Fortunately, few drugs were lost. The metal shelving had protected packs from a direct soaking. This was still in the days when tablets were delivered in bulk and, although the cardboard outers were wet, the plastic or glass bottles protected the contents. The intravenous fluid cartons were all soaked, but the bags within them were useable.

The news from the ground floor was not so good: artificial hip joints valued at £35,000 were to be written off.

The cause had been my request to turn off the labour ward heating. A constant supply of convected warmth had kept the unlagged water pipes in the roof space from freezing. Shutting off the heat, coupled with the extreme conditions, had allowed the water to freeze and expand, thereby springing the joints. A thaw, combined with substantial water pressure, had resulted in the flood.
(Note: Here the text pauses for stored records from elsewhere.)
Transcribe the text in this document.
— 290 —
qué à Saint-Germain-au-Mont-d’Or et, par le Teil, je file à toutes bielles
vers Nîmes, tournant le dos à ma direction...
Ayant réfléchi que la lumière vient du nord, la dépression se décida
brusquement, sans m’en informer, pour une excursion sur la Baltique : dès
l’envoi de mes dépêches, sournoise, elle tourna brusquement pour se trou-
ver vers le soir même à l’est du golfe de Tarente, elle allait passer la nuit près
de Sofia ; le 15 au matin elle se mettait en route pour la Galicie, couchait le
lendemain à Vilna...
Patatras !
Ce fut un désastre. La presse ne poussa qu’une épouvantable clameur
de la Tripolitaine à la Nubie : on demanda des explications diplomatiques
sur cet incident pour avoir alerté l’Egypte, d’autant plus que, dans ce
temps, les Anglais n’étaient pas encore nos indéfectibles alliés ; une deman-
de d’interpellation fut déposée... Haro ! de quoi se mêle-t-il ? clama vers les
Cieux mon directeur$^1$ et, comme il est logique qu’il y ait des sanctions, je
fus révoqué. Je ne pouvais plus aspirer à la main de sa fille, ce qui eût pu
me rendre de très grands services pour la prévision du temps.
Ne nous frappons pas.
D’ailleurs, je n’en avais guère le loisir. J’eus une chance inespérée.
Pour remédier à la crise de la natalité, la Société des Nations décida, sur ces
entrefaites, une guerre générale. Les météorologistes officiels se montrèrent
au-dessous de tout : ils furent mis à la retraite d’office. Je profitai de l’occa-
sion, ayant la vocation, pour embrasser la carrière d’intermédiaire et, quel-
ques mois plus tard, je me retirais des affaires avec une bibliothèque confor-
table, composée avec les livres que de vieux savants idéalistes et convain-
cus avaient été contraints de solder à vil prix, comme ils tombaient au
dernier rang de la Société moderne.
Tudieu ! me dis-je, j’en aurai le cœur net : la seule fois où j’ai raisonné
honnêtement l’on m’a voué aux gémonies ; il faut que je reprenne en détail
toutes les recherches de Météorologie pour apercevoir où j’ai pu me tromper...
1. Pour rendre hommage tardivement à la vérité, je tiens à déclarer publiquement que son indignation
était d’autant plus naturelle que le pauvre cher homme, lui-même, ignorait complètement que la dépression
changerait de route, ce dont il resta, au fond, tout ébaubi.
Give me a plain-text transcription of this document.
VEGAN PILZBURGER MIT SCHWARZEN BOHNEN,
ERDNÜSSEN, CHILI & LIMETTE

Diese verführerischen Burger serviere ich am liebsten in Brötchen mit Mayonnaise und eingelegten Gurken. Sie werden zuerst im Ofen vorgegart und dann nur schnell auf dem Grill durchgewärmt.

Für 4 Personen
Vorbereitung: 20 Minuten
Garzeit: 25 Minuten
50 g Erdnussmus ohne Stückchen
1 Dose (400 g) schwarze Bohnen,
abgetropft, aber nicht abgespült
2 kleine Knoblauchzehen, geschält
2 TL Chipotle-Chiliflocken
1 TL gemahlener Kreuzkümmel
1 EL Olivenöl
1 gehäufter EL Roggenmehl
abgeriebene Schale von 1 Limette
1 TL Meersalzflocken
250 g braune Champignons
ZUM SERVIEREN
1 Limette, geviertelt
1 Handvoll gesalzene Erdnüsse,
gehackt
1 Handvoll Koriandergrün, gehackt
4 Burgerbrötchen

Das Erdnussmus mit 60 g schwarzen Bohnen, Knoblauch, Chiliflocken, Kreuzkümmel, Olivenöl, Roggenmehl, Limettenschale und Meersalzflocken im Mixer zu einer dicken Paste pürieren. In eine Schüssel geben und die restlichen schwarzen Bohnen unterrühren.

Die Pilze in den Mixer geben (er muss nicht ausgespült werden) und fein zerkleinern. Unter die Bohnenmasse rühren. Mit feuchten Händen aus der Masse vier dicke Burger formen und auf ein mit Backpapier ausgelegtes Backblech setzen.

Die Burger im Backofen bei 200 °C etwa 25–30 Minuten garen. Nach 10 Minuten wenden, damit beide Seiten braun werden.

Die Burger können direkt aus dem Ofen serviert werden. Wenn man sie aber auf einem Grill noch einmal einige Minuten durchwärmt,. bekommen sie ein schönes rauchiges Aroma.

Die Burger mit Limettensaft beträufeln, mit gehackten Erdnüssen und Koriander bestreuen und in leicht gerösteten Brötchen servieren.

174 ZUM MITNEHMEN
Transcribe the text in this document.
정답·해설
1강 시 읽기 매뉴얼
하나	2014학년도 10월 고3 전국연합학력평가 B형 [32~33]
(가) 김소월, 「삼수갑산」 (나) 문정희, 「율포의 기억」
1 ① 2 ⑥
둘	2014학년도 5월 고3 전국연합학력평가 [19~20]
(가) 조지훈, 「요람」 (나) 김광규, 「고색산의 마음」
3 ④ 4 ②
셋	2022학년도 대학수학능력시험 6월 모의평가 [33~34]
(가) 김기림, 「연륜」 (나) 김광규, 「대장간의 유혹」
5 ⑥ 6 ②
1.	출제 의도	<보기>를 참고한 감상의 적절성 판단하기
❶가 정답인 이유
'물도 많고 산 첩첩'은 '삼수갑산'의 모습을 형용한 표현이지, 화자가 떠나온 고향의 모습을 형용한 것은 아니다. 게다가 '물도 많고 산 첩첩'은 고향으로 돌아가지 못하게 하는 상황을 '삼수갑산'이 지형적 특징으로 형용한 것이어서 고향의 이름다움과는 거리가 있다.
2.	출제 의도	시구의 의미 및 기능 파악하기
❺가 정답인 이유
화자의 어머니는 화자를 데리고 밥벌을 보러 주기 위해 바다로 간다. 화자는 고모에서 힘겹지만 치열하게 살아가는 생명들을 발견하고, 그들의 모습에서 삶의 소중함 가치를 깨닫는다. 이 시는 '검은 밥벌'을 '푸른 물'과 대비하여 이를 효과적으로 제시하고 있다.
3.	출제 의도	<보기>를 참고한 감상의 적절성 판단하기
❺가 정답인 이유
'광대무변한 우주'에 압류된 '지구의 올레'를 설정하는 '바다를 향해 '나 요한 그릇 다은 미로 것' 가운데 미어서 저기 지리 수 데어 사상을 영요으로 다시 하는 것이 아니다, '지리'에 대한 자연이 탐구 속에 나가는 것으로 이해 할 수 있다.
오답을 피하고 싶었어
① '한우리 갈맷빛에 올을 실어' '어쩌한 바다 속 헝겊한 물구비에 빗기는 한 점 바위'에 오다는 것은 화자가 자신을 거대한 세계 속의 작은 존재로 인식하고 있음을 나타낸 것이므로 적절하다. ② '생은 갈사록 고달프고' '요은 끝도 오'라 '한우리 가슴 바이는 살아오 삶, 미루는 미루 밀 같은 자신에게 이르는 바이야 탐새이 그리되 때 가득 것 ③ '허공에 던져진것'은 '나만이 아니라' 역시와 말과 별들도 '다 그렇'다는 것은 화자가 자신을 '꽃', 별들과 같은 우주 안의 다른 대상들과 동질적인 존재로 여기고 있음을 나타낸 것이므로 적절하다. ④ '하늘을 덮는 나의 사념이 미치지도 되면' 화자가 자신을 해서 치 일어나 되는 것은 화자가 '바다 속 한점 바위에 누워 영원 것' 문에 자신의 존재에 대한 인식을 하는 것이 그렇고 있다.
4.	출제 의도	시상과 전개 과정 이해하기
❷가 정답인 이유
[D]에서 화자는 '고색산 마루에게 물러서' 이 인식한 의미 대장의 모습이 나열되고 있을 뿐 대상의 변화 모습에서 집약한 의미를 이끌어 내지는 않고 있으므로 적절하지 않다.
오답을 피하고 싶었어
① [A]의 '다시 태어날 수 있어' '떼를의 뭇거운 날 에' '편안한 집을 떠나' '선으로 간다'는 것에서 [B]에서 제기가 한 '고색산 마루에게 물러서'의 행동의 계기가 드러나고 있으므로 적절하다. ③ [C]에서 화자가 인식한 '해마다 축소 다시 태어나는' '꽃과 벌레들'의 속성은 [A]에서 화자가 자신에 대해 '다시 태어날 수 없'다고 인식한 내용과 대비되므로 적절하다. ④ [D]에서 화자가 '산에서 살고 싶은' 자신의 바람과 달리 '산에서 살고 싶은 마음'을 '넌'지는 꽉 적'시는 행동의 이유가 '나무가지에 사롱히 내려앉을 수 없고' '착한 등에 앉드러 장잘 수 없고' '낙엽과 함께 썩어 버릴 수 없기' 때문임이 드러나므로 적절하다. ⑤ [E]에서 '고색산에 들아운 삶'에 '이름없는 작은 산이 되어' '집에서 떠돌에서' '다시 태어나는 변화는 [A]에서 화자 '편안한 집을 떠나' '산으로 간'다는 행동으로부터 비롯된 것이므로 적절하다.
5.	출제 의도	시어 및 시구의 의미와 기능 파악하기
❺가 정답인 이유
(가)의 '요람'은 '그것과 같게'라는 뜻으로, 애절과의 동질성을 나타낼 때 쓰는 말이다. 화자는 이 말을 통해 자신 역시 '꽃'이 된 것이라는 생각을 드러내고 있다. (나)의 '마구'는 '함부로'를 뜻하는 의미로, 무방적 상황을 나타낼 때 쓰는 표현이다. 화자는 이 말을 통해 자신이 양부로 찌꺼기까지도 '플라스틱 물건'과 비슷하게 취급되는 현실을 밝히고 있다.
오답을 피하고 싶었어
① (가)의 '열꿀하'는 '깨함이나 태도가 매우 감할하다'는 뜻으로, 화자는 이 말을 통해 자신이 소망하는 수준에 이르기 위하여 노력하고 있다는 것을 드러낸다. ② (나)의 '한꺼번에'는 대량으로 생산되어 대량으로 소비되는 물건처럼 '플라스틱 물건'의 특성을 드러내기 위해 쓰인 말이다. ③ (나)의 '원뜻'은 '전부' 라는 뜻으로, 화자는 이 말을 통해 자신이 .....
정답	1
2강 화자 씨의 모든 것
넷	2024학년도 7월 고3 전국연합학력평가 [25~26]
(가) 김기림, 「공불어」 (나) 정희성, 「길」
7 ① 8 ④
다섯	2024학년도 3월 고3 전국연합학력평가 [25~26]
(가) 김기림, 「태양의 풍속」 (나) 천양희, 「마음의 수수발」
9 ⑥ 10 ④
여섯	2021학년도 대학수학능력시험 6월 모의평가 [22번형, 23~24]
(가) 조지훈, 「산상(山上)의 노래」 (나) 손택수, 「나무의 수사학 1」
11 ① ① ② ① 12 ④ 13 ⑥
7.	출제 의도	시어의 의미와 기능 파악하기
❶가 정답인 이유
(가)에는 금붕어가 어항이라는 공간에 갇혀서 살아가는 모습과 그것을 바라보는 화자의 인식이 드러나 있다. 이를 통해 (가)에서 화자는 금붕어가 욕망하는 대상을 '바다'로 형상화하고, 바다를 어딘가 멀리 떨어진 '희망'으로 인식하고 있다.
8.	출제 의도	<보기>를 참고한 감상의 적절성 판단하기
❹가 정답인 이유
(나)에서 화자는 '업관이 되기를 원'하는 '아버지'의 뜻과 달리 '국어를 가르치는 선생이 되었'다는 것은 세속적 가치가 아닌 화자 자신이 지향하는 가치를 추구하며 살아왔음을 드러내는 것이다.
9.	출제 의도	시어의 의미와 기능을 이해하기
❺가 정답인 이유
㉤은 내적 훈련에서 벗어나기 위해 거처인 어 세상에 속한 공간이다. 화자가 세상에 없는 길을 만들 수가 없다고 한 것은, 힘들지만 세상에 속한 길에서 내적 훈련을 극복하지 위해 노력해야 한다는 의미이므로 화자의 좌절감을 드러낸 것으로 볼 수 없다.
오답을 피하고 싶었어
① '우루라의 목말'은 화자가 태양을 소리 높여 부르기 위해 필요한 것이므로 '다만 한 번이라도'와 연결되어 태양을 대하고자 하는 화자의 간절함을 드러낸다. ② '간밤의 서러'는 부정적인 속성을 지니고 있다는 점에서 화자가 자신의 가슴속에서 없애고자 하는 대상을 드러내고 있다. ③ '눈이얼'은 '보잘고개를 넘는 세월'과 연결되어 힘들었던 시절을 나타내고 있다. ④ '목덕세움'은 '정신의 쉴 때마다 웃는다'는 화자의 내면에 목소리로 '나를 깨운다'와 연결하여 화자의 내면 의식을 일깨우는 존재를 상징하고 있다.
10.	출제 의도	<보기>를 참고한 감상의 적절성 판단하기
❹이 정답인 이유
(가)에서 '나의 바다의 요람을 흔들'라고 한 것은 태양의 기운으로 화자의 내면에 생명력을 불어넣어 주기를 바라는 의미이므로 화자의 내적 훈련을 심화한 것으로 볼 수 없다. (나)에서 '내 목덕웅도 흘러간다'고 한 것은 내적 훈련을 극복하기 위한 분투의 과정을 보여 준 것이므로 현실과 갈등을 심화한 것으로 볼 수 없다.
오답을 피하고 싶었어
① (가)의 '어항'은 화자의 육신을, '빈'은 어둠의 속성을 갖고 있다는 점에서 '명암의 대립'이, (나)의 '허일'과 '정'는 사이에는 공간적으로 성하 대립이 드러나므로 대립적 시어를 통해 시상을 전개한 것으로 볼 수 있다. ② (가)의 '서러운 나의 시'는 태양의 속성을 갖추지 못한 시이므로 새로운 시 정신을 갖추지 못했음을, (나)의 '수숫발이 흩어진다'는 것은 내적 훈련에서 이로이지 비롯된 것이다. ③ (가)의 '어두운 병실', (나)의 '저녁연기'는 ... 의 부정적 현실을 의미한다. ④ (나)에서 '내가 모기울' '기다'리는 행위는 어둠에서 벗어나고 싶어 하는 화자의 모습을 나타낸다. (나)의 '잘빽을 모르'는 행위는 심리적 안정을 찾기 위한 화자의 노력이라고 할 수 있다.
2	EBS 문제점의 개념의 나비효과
It would seem that chief pharmacists need also to be heating engineers and think about the hidden dangers in Victorian buildings.

Ian Bell
Stockton-on-Tees, Cleveland


Never volunteer!

In 1943 I was a private in the Royal Army Medical Corps and working in the medical stores at the Cambridge Hospital in Aldershot.

One day a request came from the dispensary for a supply of gentian violet pills, not a standard medication. Filled with zeal I said that I was prepared to make them. A little research showed that these would have to be enteric coated. No problem for a newly qualified pharmacist who remembered that the method was to coat the pills in a gelatin solution and then immerse them in formaldehyde solution for 10 minutes.

And so to work. A pill mass was made, rolled out on a pill machine, causing some violet stained fingers on the way. They were rounded, impaled on pins and dipped in a gelatine solution and laid out on a wire gauze to dry. Then the last step — to take them off the pins and immerse them in the formaldehyde solution. But what is happening? The solution is turning violet, and a crestfallen pharmacist realises that he has forgotten to put a dab of gelatine solution where the pin had stuck in the pill.

A second batch was prepared satisfactorily. Whether or not they were effective I never found out, but I learnt a useful lesson in preparing enteric coated pills — and also never to volunteer for anything.